Ada sebuah penggalan kisah dalam epos Ramayana yang cukup menarik untuk kita renungi, yaitu manakala Sugriwa menantang Subali dan keduanya bertarungmen dengan seru, akan tetapi Sugriwa kalah dan melarikan diri. Dengan kecewa, Sugriwa bertanya, mengapa Sri Rama tidak membantunya. Sri Rama berkata bahwa sulit membedakan dua saudara yang sedang bertempur dan menyarankan agar dalam pertempuran selanjutnya Sugriwa memakai kalung bunga sebagai penanda diri.
Sugriwa kembali menantang Subali dan kembali terjadi pertarungan seru. Kali ini Sri Rama membidikkan panahnya dan Subali terpanah. Dalam keadaan luka, Subali teringat nasihat almarhum ayahnya agar dirinya ikhlas menerima kematiannya oleh seorang Awatara Wisnu. Subali bertanya pelan, “Wahai Sri Rama, mengapa seorang awatara membunuh seorang kera dari belakang, tidak berhadapan muka? Padahal saya tidak pernah punya permasalahan dengan paduka. Saya mohon penjelasan!”
Pertanyaan Subali, adalah pertanyaan kita, mengapa kita yang tidak punya kaitan permasalahan dengan seseorang diperlakukan tidak adil oleh orang tersebut? Mungkin kita kurang beriman kepada ketetapan Tuhan. Tuhan telah menggunakan orang tersebut sebagai alat untuk meningkatkan kesadaran kita.
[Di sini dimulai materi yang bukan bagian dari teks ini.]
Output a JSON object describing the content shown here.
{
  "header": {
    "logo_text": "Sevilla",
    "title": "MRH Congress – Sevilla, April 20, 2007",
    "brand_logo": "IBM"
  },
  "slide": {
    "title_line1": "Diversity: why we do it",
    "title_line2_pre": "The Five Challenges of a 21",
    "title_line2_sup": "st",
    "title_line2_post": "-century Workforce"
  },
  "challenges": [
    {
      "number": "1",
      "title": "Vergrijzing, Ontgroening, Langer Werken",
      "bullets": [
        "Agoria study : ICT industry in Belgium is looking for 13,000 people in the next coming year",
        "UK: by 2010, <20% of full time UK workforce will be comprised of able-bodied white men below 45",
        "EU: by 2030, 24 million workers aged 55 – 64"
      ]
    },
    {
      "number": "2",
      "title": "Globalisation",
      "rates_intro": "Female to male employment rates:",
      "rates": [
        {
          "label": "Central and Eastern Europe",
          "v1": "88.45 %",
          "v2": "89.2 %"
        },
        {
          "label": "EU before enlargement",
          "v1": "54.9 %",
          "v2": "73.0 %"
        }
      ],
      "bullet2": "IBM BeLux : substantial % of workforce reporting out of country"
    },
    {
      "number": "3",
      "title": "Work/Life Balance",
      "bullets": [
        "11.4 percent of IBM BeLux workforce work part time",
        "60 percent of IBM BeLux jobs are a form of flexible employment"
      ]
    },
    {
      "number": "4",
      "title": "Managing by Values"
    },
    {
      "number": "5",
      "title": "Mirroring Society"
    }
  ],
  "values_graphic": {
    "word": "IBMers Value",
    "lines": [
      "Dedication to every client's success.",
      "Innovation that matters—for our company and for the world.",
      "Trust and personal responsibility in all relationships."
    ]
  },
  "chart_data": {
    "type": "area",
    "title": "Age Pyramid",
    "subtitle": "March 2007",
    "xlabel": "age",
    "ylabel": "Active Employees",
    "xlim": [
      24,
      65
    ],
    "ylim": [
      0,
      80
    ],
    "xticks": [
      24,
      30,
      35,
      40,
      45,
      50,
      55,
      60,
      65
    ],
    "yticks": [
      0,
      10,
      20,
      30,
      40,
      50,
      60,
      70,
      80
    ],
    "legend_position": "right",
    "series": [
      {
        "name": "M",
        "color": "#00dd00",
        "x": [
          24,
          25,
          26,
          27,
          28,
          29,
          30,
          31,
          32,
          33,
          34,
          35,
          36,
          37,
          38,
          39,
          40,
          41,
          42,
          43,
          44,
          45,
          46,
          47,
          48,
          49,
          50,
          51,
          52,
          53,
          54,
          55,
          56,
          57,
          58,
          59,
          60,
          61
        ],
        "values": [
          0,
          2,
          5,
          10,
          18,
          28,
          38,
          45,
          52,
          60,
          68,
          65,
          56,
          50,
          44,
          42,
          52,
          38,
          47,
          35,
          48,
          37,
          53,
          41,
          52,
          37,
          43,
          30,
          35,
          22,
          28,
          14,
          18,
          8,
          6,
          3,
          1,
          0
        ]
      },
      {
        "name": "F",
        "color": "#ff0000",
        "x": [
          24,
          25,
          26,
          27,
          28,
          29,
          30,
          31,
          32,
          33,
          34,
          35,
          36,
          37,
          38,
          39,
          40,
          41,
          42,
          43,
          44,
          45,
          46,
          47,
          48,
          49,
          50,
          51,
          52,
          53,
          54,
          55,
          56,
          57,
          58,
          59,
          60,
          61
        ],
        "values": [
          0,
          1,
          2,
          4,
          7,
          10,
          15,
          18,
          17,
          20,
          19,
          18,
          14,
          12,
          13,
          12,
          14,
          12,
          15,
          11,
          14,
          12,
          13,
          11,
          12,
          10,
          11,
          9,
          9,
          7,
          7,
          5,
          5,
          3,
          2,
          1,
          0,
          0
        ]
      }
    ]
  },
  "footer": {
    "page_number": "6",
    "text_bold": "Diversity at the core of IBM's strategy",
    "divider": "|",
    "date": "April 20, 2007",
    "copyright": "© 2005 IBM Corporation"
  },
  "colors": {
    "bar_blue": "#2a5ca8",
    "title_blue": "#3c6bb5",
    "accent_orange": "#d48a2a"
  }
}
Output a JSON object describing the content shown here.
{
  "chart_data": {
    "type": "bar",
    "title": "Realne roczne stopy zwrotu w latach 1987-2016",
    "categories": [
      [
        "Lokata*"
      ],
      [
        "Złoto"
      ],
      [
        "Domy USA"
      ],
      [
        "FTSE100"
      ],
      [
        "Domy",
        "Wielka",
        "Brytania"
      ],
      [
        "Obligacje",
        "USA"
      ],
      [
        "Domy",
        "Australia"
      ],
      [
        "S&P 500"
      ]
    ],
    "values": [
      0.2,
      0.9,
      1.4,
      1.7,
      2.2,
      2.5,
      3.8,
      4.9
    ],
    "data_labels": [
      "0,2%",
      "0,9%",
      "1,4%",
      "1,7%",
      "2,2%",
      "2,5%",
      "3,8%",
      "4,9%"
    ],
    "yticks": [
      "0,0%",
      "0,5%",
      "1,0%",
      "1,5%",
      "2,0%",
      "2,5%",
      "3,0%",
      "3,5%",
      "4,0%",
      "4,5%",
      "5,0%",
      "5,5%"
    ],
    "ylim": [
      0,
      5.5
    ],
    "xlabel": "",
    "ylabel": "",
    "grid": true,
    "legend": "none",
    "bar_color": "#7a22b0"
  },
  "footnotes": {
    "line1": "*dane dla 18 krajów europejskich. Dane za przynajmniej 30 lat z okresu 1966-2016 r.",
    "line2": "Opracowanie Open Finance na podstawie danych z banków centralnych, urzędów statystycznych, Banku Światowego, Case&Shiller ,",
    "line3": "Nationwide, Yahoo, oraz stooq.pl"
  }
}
Sri Rama menjawab, “Para raksasa mengganggu para resi di hutan, dan aku tanpa minta ijin Bharata membasmi para raksasa. Melihat tindakan adharma para raksasa, aku langsung menjalankan dharma dengan tegas. Teladanilah Jatayu, dia paham bahwa dia akan kalah dan mati melawan Rahwana. Tetapi dia tidak membiarkan Rahwana menculik Dewi Sinta begitu saja, dia bertarung memperebutkan Dewi Sinta demi kebenaran. Sugriwa akan kalah bertarung melawan Rahwana, akan tetapi dia mengambil selendang yang dijatuhkan Dewi Sinta dan memberitahu ke mana Rahwana pergi. Kau lebih sakti dari Rahwana, dan kau tahu Dewi Sinta diculik dan terbang lewat istanamu, dan kau tidak peduli. Kau membiarkan ketidakbenaran berlangsung, padahal kau mampu menyelesaikannya. Renungkanlah!”
“Kau merasa aku tidak bertindak sesuai kepatutan, memanah dari belakang mereka yang sedang bertarung. Coba renungkan, apakah tindakanmu merebut tahta dan istri Sugriwa sesuai kepatutan?”
Subali sadar dan bersyukur atas penjelasan Sri Rama, di akhir hayatnya dia menyebut Rama…. Rama….. dan meninggal dunia.
Kita pun merasa hidup dalam masyarakat yang ruwet yang meninggalkan norma-norma kepatutan. Akan tetapi apakah kita sadar bahwa kita juga berbuat salah dengan ketidakpedulian kita pada waktu dahulu terhadap ketidakbenaran yang terjadi pada masyarakat kita?
“Bila menghadapi musibah, janganlah engkau berkeluh kesah, karena apa pun yang terjadi bukanlah tanpa alasan.”
Dengan pemahaman seperti itu, kita semua menjadi tenang dan dengan mudah memasuki alam kesadaran.
Berhentilah berkeluh kesah, karena apa saja yang terjadi, yang menimpa diri kita, semua itu memiliki makna. Kita memang harus menghadapi semua itu sebagai hasil dari sebuah karma atau perbuatan yang pernah kita lakukan baik secara sadar maupun tanpa kita sadari.